Some weights of the model checkpoint at facebook/dpr-ctx_encoder-single-nq-base were not used when initializing DPRContextEncoder: ['ctx_encoder.bert_model.pooler.dense.bias', 'ctx_encoder.bert_model.pooler.dense.weight']
- This IS expected if you are initializing DPRContextEncoder from the checkpoint of a model trained on another task or with another architecture (e.g. initializing a BertForSequenceClassification model from a BertForPreTraining model).
- This IS NOT expected if you are initializing DPRContextEncoder from the checkpoint of a model that you expect to be exactly identical (initializing a BertForSequenceClassification model from a BertForSequenceClassification model).


### **Initialize the tokenizers**

In [8]:
question_tokenizer = DPRQuestionEncoderTokenizer.from_pretrained("facebook/dpr-question_encoder-single-nq-base")
context_tokenizer = DPRContextEncoderTokenizer.from_pretrained("facebook/dpr-ctx_encoder-single-nq-base")

tokenizer_config.json:   0%|          | 0.00/28.0 [00:00<?, ?B/s]
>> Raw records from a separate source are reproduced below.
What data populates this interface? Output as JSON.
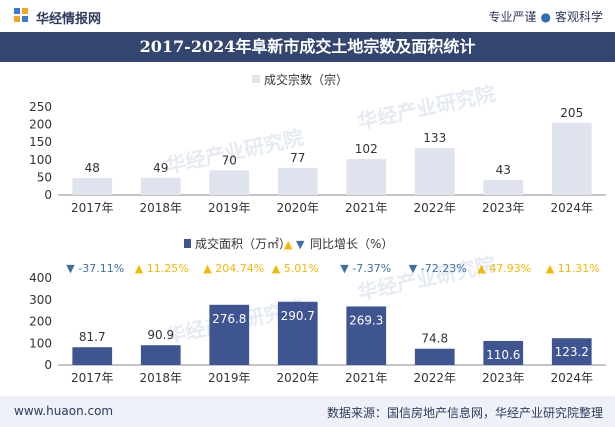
{
  "header": {
    "brand": "华经情报网",
    "slogan_left": "专业严谨",
    "slogan_sep": "●",
    "slogan_right": "客观科学"
  },
  "title": "2017-2024年阜新市成交土地宗数及面积统计",
  "footer": {
    "website": "www.huaon.com",
    "source": "数据来源：国信房地产信息网，华经产业研究院整理"
  },
  "watermark": "华经产业研究院",
  "colors": {
    "header_bg": "#33466f",
    "bar_top": "#dfe3ee",
    "bar_bottom": "#3f5591",
    "up": "#f5b800",
    "down": "#3d6fa6"
  },
  "chart_data": [
    {
      "type": "bar",
      "legend": "成交宗数（宗）",
      "categories": [
        "2017年",
        "2018年",
        "2019年",
        "2020年",
        "2021年",
        "2022年",
        "2023年",
        "2024年"
      ],
      "values": [
        48,
        49,
        70,
        77,
        102,
        133,
        43,
        205
      ],
      "ylim": [
        0,
        250
      ],
      "yticks": [
        0,
        50,
        100,
        150,
        200,
        250
      ],
      "grid": false
    },
    {
      "type": "bar",
      "legend": [
        "成交面积（万㎡）",
        "同比增长（%）"
      ],
      "categories": [
        "2017年",
        "2018年",
        "2019年",
        "2020年",
        "2021年",
        "2022年",
        "2023年",
        "2024年"
      ],
      "values": [
        81.7,
        90.9,
        276.8,
        290.7,
        269.3,
        74.8,
        110.6,
        123.2
      ],
      "growth_labels": [
        "-37.11%",
        "11.25%",
        "204.74%",
        "5.01%",
        "-7.37%",
        "-72.23%",
        "47.93%",
        "11.31%"
      ],
      "growth_direction": [
        "down",
        "up",
        "up",
        "up",
        "down",
        "down",
        "up",
        "up"
      ],
      "ylim": [
        0,
        400
      ],
      "yticks": [
        0,
        100,
        200,
        300,
        400
      ],
      "grid": false
    }
  ]
}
vocab.txt:   0%|          | 0.00/232k [00:00<?, ?B/s]

tokenizer.json:   0%|          | 0.00/466k [00:00<?, ?B/s]

tokenizer_config.json:   0%|          | 0.00/28.0 [00:00<?, ?B/s]

vocab.txt:   0%|          | 0.00/232k [00:00<?, ?B/s]
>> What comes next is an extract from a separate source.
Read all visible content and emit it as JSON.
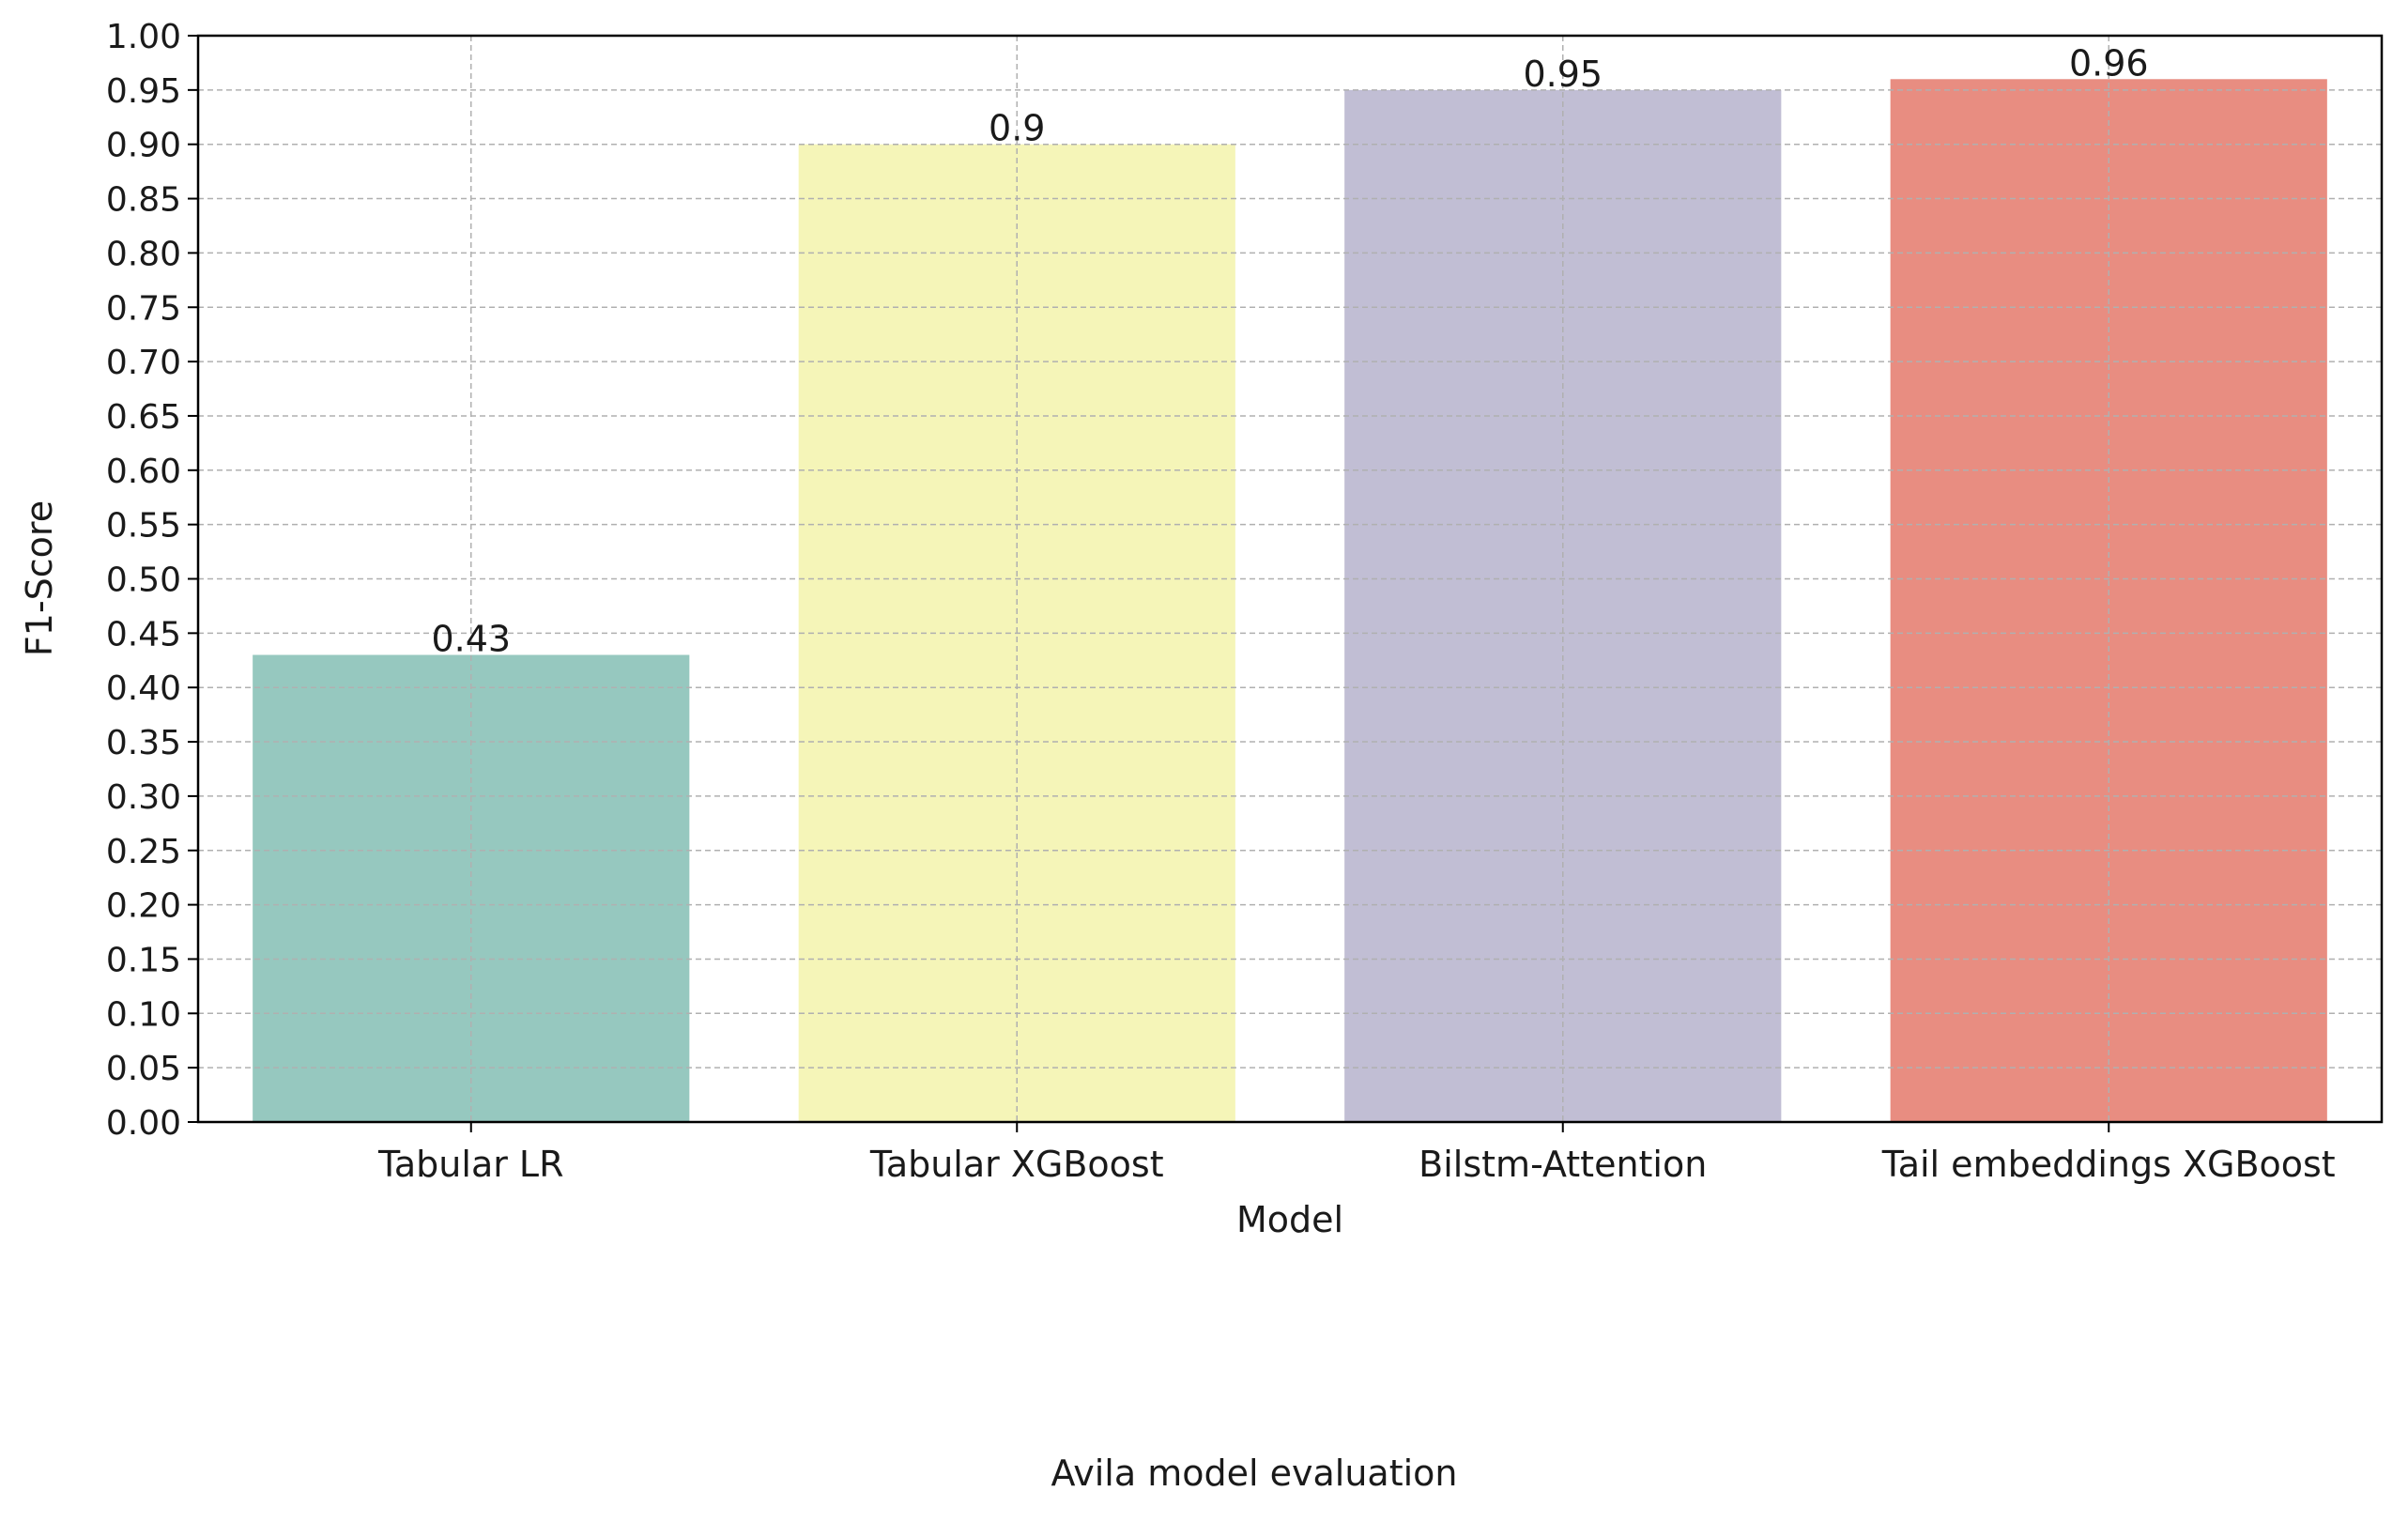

tokenizer.json:   0%|          | 0.00/466k [00:00<?, ?B/s]

The tokenizer class you load from this checkpoint is not the same type as the class this function is called from. It may result in unexpected tokenization. 
The tokenizer class you load from this checkpoint is 'DPRQuestionEncoderTokenizer'. 
The class this function is called from is 'DPRContextEncoderTokenizer'.
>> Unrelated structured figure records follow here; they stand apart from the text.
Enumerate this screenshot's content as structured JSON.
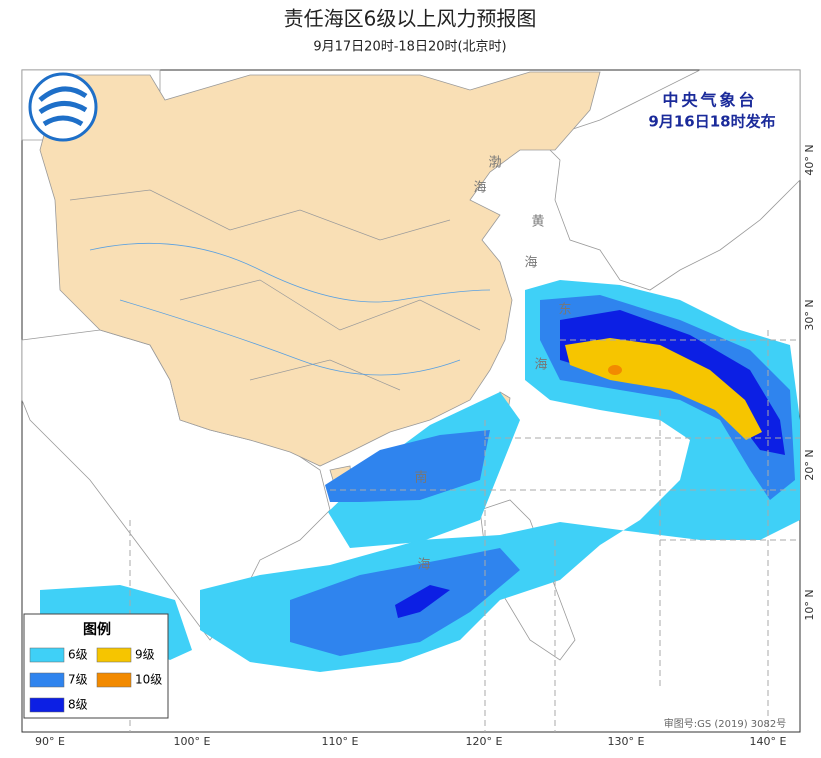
{
  "header": {
    "title": "责任海区6级以上风力预报图",
    "subtitle": "9月17日20时-18日20时(北京时)"
  },
  "issuer": {
    "agency": "中央气象台",
    "issued": "9月16日18时发布"
  },
  "legend": {
    "title": "图例",
    "items": [
      {
        "label": "6级",
        "color": "#3fd0f7"
      },
      {
        "label": "7级",
        "color": "#2f84ee"
      },
      {
        "label": "8级",
        "color": "#0c1fe4"
      },
      {
        "label": "9级",
        "color": "#f6c500"
      },
      {
        "label": "10级",
        "color": "#f28a00"
      }
    ]
  },
  "sea_labels": [
    "渤",
    "海",
    "黄",
    "海",
    "东",
    "海",
    "南",
    "海"
  ],
  "axes": {
    "lon_labels": [
      "90° E",
      "100° E",
      "110° E",
      "120° E",
      "130° E",
      "140° E"
    ],
    "lat_labels": [
      "40° N",
      "30° N",
      "20° N",
      "10° N"
    ]
  },
  "approval": "审图号:GS (2019) 3082号"
}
### Again, I was dumb enough to pass the question and context vectors staright to the Encoder, before tokenizer... So, TOKENIZE before ENCODING.

In [10]:
contexts = [
    "Albert Einstein was a theoretical physicist known for his theory of relativity.",
    "Marie Curie was a physicist and chemist famous for her work on radioactivity.",
    "Isaac Newton formulated the laws of motion and universal gravitation."
]

questions = [
    "Who was a physicist known for his theory of relativity?",
    "What was Marie Curie's field of study?",
    "Who formulated the laws of motion?"
]

con_inputs = context_tokenizer(contexts, return_tensors="pt", padding=True, truncation=True, max_length = 50)
ques_inputs = question_tokenizer(questions, return_tensors="pt", padding=True, truncation=True, max_length = 50)


In [13]:
con_embeddings = con_encoder(**con_inputs).pooler_output.detach().numpy()
ques_embeddings = ques_encoder(**ques_inputs).pooler_output.detach().numpy()

### **Use Faiss in order to do similarity search - Search used - Cosine similarity**

In [25]:
index = faiss.IndexFlatL2(con_embeddings.shape[1])
index.add(con_embeddings)

In [56]:
def retrieve(question_embedding, index):
  distances, indices = index.search(np.array([question_embedding]), 1)
  return contexts[indices[0][0]]

In [57]:
def generate(ques, context):
  return f"Question: '{ques}'\nAnswer: {context}"

In [58]:
res = []

for q, ques in zip(ques_embeddings, questions):

  best_context = retrieve(q, index)
  answer = generate(ques,best_context)
  res.append(answer)
  print(f'Question : {ques} \nAnswer : {answer}')



Question : Who was a physicist known for his theory of relativity? 
Answer : Question: 'Who was a physicist known for his theory of relativity?'
Answer: Albert Einstein was a theoretical physicist known for his theory of relativity.
Question : What was Marie Curie's field of study? 
Answer : Question: 'What was Marie Curie's field of study?'
Answer: Marie Curie was a physicist and chemist famous for her work on radioactivity.
Question : Who formulated the laws of motion? 
Answer : Question: 'Who formulated the laws of motion?'
Answer: Isaac Newton formulated the laws of motion and universal gravitation.